Support – where is it?
August 30, 2011 § 8 Comments
I was told – why do you need medicine? You don’t need medicine to make you feel better. You just need to pray more.
Where is my support?
So, I believed them and started taking St. John’s Wort. It helped for a little…then I started to realize – it wasn’t.
I was arguing just as much with Mr. Man, I was anxious all the time…it wasn’t helping. I felt like I wasn’t taking anything.
So I started taking my Zoloft again.
To which the response was: you should wait longer. Take your St. John’s Wort for like a month and see.
Really? Ya’ll want me to do this and stay suffering?
Where is my support?
I feel like there is such a shame with taking medicine for this.
I have Postpartum Depression – I’m not psychotic.
But I am apart of that group too. The group who doesn’t believe I really have PPD. I mean… hello? I am listening to them.
I am the one believing them, thinking that this is all in my head. Well, that was until yesterday.
yesterday I was on the great blog: Postpartum Progress; and I found this entry:
I was hysterical crying, cause this was me.
Almost every single thing on those lists – is me.
I have PostPartum Depression with anxiety issues.
I feel hopeless, like this situation will never ever get better. I feel weak and defective. I feel like a failure. I feel irritated or angry. I have little patience. Everything annoys me. I feel resentment towards my baby, and my partner, and my friends who don’t have babies. My thoughts are racing sometimes. I can’t quiet your mind enough to sleep. I can’t settle down. It takes me forever to relax. I am afraid that this is my new reality and that I’ve lost the “old me” forever. I am very much afraid that if I reach out for help people will judge me.

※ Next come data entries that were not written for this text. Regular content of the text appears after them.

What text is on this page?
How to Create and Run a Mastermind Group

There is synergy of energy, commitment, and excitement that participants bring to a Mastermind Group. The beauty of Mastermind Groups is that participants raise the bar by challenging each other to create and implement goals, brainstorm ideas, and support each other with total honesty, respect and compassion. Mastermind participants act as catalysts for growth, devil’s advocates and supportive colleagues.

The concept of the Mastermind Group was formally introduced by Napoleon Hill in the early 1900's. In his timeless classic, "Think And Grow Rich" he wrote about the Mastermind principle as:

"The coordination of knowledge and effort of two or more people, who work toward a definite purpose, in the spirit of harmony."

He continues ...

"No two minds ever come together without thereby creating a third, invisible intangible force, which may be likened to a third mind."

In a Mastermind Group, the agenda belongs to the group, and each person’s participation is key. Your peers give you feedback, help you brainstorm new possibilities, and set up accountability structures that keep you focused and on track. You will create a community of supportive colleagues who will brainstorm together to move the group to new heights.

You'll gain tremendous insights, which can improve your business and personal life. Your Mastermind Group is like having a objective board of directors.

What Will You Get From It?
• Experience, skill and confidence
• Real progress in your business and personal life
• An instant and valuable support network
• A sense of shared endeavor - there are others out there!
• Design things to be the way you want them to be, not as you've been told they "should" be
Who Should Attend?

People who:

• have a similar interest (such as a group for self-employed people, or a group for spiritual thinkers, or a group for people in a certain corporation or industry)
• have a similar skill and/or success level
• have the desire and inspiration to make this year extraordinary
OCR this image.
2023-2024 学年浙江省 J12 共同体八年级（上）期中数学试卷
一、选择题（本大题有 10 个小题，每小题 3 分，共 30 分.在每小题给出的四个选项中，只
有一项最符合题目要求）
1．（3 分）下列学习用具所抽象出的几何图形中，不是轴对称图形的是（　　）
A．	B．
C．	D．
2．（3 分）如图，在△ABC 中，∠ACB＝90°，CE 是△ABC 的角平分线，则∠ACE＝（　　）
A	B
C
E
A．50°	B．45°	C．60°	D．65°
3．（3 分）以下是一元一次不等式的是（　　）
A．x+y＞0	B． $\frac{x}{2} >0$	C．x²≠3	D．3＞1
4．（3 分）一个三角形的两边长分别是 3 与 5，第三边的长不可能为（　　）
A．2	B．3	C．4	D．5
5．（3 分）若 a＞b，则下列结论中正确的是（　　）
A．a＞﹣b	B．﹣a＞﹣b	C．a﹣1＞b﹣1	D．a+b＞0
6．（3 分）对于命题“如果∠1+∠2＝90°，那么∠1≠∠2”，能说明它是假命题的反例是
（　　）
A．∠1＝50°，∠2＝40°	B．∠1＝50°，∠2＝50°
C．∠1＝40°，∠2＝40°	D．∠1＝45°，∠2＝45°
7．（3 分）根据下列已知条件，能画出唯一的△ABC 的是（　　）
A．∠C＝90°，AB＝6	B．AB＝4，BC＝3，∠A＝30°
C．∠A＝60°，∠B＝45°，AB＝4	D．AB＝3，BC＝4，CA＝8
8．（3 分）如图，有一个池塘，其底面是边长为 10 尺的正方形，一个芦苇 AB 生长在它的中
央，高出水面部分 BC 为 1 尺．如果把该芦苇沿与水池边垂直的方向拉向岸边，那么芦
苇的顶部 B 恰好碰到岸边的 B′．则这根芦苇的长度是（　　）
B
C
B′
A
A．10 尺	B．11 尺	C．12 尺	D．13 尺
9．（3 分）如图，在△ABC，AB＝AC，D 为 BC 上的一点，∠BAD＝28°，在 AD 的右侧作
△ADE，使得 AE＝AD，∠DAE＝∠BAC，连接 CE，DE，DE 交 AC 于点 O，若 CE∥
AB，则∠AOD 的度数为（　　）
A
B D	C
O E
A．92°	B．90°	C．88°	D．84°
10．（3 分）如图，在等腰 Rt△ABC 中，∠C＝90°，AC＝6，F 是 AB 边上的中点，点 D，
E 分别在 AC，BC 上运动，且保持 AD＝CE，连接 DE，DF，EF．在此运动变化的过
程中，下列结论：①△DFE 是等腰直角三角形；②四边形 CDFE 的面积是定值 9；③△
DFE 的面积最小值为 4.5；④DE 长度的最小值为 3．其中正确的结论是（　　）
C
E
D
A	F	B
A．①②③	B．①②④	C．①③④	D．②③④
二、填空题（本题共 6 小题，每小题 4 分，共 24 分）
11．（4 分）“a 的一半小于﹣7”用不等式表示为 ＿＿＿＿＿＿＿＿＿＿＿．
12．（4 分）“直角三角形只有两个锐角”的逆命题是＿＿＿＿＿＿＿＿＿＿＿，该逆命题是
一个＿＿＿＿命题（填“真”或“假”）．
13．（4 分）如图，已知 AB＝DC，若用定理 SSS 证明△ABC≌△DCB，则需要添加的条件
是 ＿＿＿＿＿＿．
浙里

No way to escape it now….no matter how much I try.
But you know what? Its all good. I am going to talk to a therapist…and I am gonna be open and honest to everyone of my friends and family.
I will no longer fear the judging. Judge on if you want peoples. Judge on….just dont tell me nothing.
I wasn’t gonna link this blog to my facebook page, cause well…I have some friends from church who are friends with me on there. I didn’t want them to know.
Now…I still kinda don’t – but I wont be ashamed of who I am anymore.
I am a tired mama of two under two, who needs some help.
Sweet Lord….now if only I could hit the publish button.